Unlike his French contemporary, Olivier Messiaen, whose sensual, flamboyant music sprang from the unshakeable certainties of his Catholic religion, Martin, similarly devout but brought up at the opposite end of the Christian spectrum, in the Calvinist tradition, experienced faith as a private, inner struggle which found its musical expression in an intensely personal style. He was a meticulous and extremely self-critical composer and would lock away his manuscripts for long periods until he was certain that what he had written was capable of standing up to his own rigorous critique of its musical and intellectual basis. It took him many years to find his own distinctive musical voice and it wasn’t until 1941, when his oratorio Le vin herbé was performed for the first time, that he felt he had at last developed a style with which he could be satisfied. It was also his belief that his own compositional efforts paled into insignificance in comparison with the supreme genius of his great idol, Bach. All these factors helped to limit the opportunities for performances of his music. However, the 1941 concert seemed to act as a catalyst and thereafter his music became much more widely performed.


Martin was born in Geneva, the son of a Calvinist pastor, and by the age of eight he had started composing. When he was twelve he heard a performance of Bach’s St Matthew Passion, an experience which left an indelible impression on him. Following his father’s wishes he eventually entered the University of Geneva to study mathematics and physics, but soon decided instead that he was going to devote himself entirely to his music. His unique style draws on a wide variety of influences, including Renaissance music, French Impressionism and Schoenberg’s twelve-note system, but above all, Bach.


The first four movements of the Mass for Double Choir were completed in 1922, the Agnus Dei being added four years later, but Martin did not allow the work to be performed until 1963. After its premiere he explained why it had remained unseen and unheard for all those years: ‘I considered it to be a matter between God and myself,‘ he wrote. ‘I felt that a personal expression of religious belief should remain secret and hidden from public opinion.‘ 


Martin’s Mass is notable for its flowing rhythmic and melodic vitality – always at the service of the words – and the juxtaposition of austere, restrained music, often based around a pedal note, with rich harmonic writing of considerable passion and great beauty. Although there are no actual plainsong themes in the work, the influence of Gregorian plainsong is never far away, not least at the very opening where a simple, flowing alto line gradually unfolds, soon to be taken up by the sopranos and then supported by the full choirs.


Unusually, the Gloria begins calmly, with accumulating chords announcing ‘Gloria in excelsis Deo’. This leads into the movement proper, which after an energetic ‘Quoniam’ ends with a quiet ‘Cum sancto’ – another original touch.
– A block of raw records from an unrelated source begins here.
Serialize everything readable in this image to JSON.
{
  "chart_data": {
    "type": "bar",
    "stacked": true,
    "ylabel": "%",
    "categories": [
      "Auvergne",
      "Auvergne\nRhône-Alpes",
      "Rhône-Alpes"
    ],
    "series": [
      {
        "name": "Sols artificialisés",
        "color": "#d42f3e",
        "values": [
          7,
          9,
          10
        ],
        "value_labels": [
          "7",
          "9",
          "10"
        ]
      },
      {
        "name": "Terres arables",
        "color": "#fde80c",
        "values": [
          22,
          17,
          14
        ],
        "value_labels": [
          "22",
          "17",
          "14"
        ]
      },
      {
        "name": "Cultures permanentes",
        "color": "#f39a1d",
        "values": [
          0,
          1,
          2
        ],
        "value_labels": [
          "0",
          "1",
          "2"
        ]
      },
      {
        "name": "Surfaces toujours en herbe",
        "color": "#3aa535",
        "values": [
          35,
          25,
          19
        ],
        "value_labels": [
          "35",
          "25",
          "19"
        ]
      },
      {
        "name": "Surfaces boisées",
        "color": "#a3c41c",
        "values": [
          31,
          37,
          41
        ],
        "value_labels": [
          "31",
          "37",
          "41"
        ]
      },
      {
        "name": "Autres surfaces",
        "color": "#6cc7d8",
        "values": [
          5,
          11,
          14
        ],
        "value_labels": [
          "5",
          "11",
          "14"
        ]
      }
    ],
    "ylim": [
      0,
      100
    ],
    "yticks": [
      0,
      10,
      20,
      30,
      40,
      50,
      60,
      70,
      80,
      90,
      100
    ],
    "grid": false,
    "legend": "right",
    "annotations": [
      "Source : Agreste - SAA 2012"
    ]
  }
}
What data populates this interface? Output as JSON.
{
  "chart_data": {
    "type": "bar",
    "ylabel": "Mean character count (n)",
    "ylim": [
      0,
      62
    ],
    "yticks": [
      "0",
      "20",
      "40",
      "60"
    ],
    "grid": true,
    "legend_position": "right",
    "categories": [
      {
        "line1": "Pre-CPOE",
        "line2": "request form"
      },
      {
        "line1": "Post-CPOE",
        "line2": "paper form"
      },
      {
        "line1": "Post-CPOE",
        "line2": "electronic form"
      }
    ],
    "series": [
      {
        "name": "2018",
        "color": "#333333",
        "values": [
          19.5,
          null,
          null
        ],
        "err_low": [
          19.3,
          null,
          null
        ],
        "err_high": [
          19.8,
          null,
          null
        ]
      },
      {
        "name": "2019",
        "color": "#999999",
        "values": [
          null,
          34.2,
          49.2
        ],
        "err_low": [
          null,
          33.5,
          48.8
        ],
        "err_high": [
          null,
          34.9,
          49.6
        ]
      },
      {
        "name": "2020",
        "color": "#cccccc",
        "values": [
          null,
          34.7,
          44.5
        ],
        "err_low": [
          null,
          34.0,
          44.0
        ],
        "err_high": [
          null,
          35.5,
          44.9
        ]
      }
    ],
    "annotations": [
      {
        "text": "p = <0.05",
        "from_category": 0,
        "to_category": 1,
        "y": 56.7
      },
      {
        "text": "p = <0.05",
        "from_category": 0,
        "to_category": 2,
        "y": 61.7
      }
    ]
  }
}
The Credo opens with appropriately strong statements from each choir. After a quietly ecstatic ‘Et incarnatus’, a passage which was particularly dear to Martin, comes the ‘Et resurrexit’, an exuberant canon based on the pentatonic scale.


In the Sanctus, gently undulating chords from the tenors and basses support an eloquent, falling phrase from the sopranos. The climax of the movement, and one of the most powerful moments in the whole work, is the section from ‘Pleni sunt coeli’ through to the final, ecstatic ‘Osanna’.


The separation between the two choirs is most marked in the eloquent Agnus Dei, which Martin added in 1926. The second choir provides a steady rhythmic foundation over which the first choir, mostly in unison, sings a plainsong-like melodic line that echoes the music of the opening Kyrie. The work reaches its peaceful conclusion with the two choirs combining for the final, heartfelt ‘Dona nobis pacem’.


Since its first performance in 1963 the reputation of Martin’s Mass has steadily grown, and it is now recognised as one of the great masterpieces of unaccompanied choral music.